There’s no denying the fact that I was terrified of all of the "what ifs" pregnancy immediately presented me with. Unplanned pregnancies make up half of all pregnancies in the United States, and one in three of these are ended by safe and legal abortions.
Deciding to have an abortion was difficult enough.
Like every woman who chooses to end a pregnancy, I carefully decided what was right for me at that point in my life. I was barely surviving while working part-time at a department store and my live-in boyfriend was on disability aid because he had schizophrenia. Even if I had the capacity to be a wonderful mother, I didn’t know it at the time and had no desire to find out.

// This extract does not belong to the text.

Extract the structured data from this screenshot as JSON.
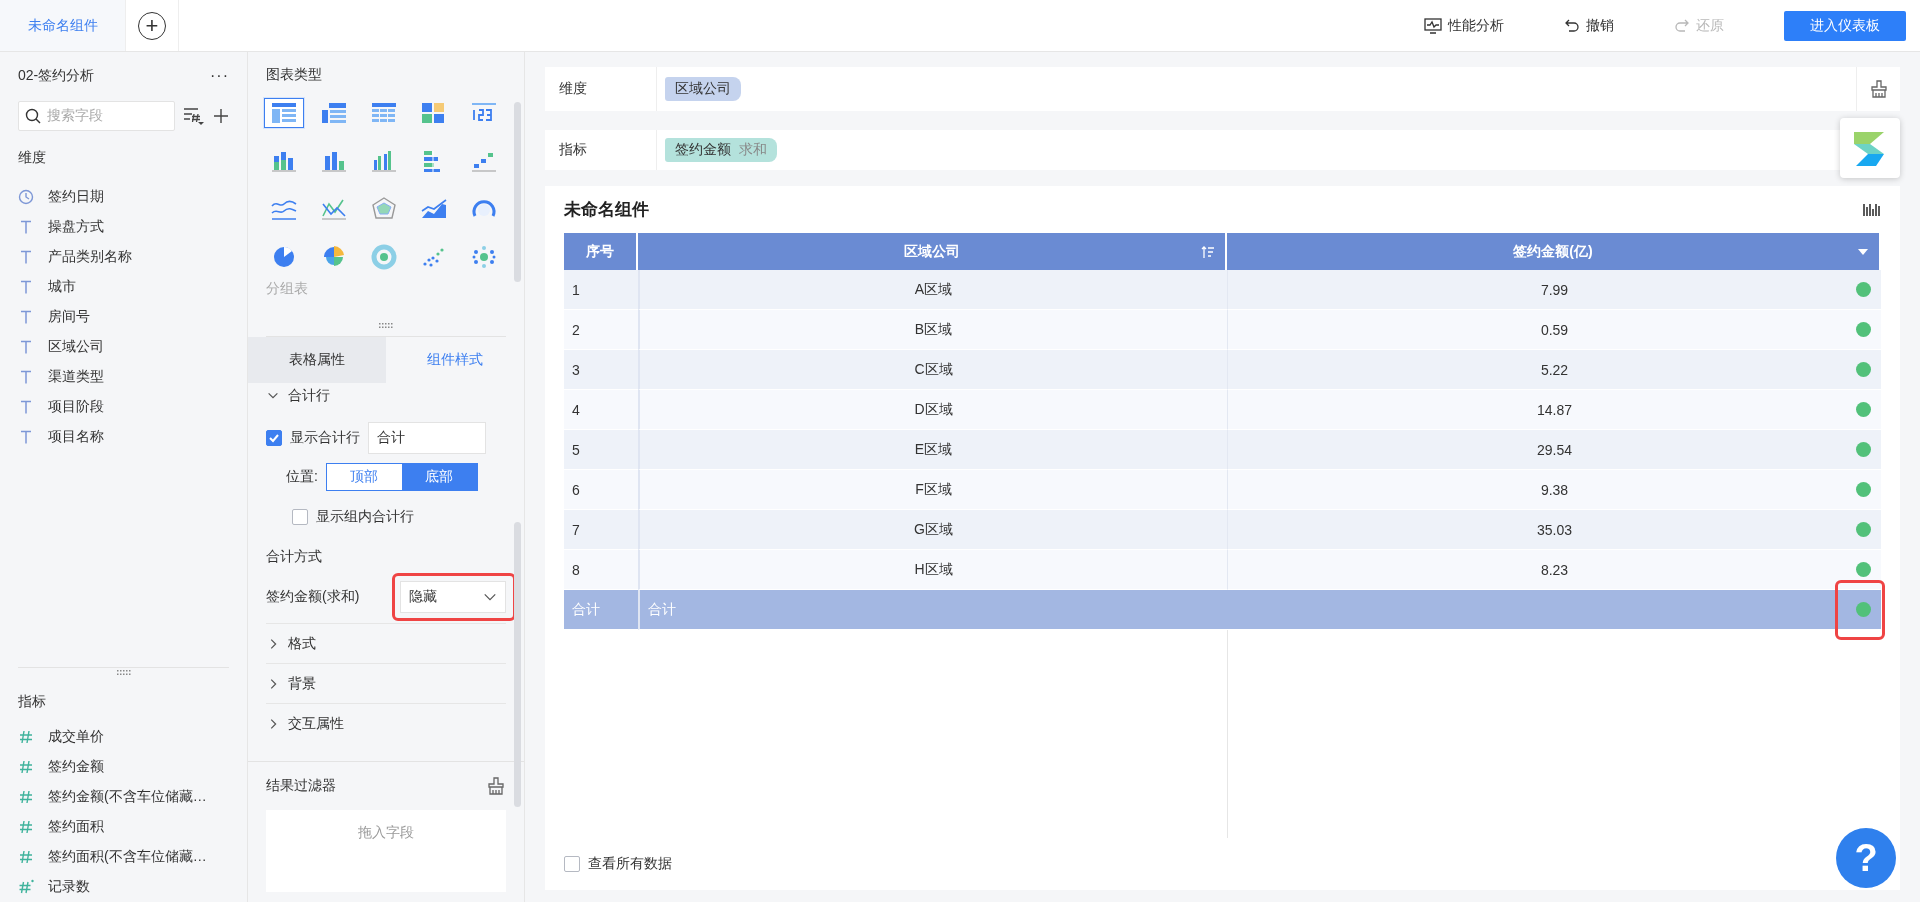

It wasn’t my decision to have an abortion that caused shame for me. It was the guilt and shame I felt for not wanting to be a mother—because everyone says you should want that. So, I tried with all of my might to repress the experience and pretend like it didn’t happen to me. I wasn’t that kind of woman—the woman who selfishly chooses herself over her unborn child.
But I was that kind of woman. And I’ve grown even further into that kind of woman over the last eight years. I knew having a baby would drastically change my life forever. But I didn’t know that not having a baby was going to do the same. You see, around the time I would have given birth, I finally decided to take responsibility for my life…and it started with getting healthier.
As an adult woman, my very first doctor visit was at a Planned Parenthood abortion clinic.
I grew up fat, and my weight escalated to 300 pounds by the time I had my abortion at 25 years old. Being judged by a doctor for my weight caused a lot of anxiety due to being the target of constant bullying and verbal abuse as a teenager and young adult. So, I avoided the doctor’s office—until I had no other choice.
Sitting in the waiting room at the clinic, I couldn’t tell you for sure what was the most difficult for me to face: the guilt of aborting an unwanted pregnancy, the physical pain that I knew would follow the procedure, or the embarrassment of filling out medical forms—not knowing anything about my health history.
Perhaps it was a combination of all three slaps in the face that shaped the rock-bottom moment I needed to take responsibility for my life, finally. Two weeks after Mother’s Day in 2009, I finally decided to face my shame and start the process of getting healthier. Since then, I’ve dedicated the last eight years of my life to a child that was never born.
Instead of nurturing a growing baby’s needs, I fed myself more nourishing foods and started exercising. I committed to being healthier than I was the day before, which led me to lose 150 pounds in 11 months. Instead of teaching my child how to spell Mississippi, I stopped being a high-school dropout and enrolled in community college and began taking the courses that would eventually lead to a degree, scholarships, and a government job. Instead of showing my kid how to be brave enough to stand up to a bully, I had to gradually develop that courage, confidence, and self-awareness for myself.
At 25 years old, I didn’t know how to take care of or love myself. How do you expect a woman to raise, care for, and love a child in a healthy way if she doesn’t even know how to do that for herself?
So, would I go back and make a different choice if I had the chance? No.
In the end, every right choice could turn out wrong, and every wrong choice could turn out right. Only the woman can decide what is best for her in that situation. One lesson abortion has taught me is that the choice is less about what happens and more about how we deal with it. My abortion gave me the opportunity to turn my life around and start taking better care of myself and my future. I celebrate Mother’s Day by honoring the gift my unborn child gave me: the wake-up call to change.